I hope we can help you, HelloAnxiety. My current spouse has been with me since I met him in 1995. I have bpd. I will share things I think help him stay with me (other than love, things in common, etc). First, he is what is called a "caregiver" or "helper" personality type. He is very patient. He believes in and values commitment. He sees glimmers of hope and triumph for my condition and celebrates that, EVEN THOUGH there are way more negative incidents and behaviors than positive ones--that in itself shows a tremendous amount of patience.When I gripe at him for some bizarre unreasonable thing, he doesn't back down and tuck his tail even though that would be easier. Here is what we do often: when we need top discuss a sensitive issue (money or sex, etc) we initiate discussion by email. We also use email for diatribes and manifestos, for new beginnings, and for little things that have been annoying us about the other lately. We promise not to respond to the email until we have thought it over (even in the backs of our minds counts) and can sit to answer the email calmly and rationally.

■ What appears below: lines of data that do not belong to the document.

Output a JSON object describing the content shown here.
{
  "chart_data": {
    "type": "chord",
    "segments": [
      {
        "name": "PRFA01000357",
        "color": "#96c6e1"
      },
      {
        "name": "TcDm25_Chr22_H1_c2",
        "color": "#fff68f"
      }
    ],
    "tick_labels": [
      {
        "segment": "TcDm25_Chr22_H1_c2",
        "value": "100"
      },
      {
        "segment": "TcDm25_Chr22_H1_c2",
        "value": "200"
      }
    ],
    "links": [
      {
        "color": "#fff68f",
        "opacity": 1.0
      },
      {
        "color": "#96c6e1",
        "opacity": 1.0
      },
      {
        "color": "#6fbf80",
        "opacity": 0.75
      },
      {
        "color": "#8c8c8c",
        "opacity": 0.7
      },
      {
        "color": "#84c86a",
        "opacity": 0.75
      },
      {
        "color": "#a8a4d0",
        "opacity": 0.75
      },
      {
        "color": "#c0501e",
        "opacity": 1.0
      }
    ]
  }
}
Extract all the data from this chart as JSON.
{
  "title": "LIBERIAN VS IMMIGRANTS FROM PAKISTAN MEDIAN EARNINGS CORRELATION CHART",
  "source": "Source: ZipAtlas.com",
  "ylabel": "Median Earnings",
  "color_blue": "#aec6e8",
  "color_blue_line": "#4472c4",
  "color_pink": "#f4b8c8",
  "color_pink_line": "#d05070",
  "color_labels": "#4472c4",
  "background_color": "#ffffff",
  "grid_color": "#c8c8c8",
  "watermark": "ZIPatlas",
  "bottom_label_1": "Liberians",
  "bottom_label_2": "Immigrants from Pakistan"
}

The reasons email helps: I don't know if this is a bpd thing, but I have to begin every important conversation (whether to get a new car) with a preface. The preface can go on and on and could trigger anger before I even get to the point I really wanted to make. So writing gives me my preface time while he can skim over it, knowing this will not be my main point. Writing also helps people by encouraging a person to experiment with multiple patterns of thinking as one decides how to organize the info. Wow. It just occurred to me that that COULD BE a significant scientific breakthrough in new ways to help people retrain the ways their brain is wired. Wow. I'm impressed. And finally, with email, no one gets to interrupt the other!!! This is SO important for communication, as you probably know.
Once we receive one of these emails--the subject should clearly indicate personal or don't read at your office, or something of that sort so the other partner is not ambushed. Then we decide 1-the most important part to me-the reader of this email and 2-what is the other partner-the writer of the email-trying to tell me? We cut through a LOT of arguing and insulting each other that way. We eventually, after pinpointing the crucial issues and anything we feel we cannot ignore, have a talk. The talk can be structured like a literature class--if someone says something controversial then the reader says, "well in paragrapgh 2 of your email you said thus and such; that's why I thought this or that." Use the text as evidence and continually clarify with each other, by referring to the email.
My partner has kept all my emails since 1995 on disc. Once I semi-jokingly asked him if he was saving them for the commitment hearing" and he said, "something like that." We thought it was funny. Thanks for trying to help your partner--who is like us. I appreciate that.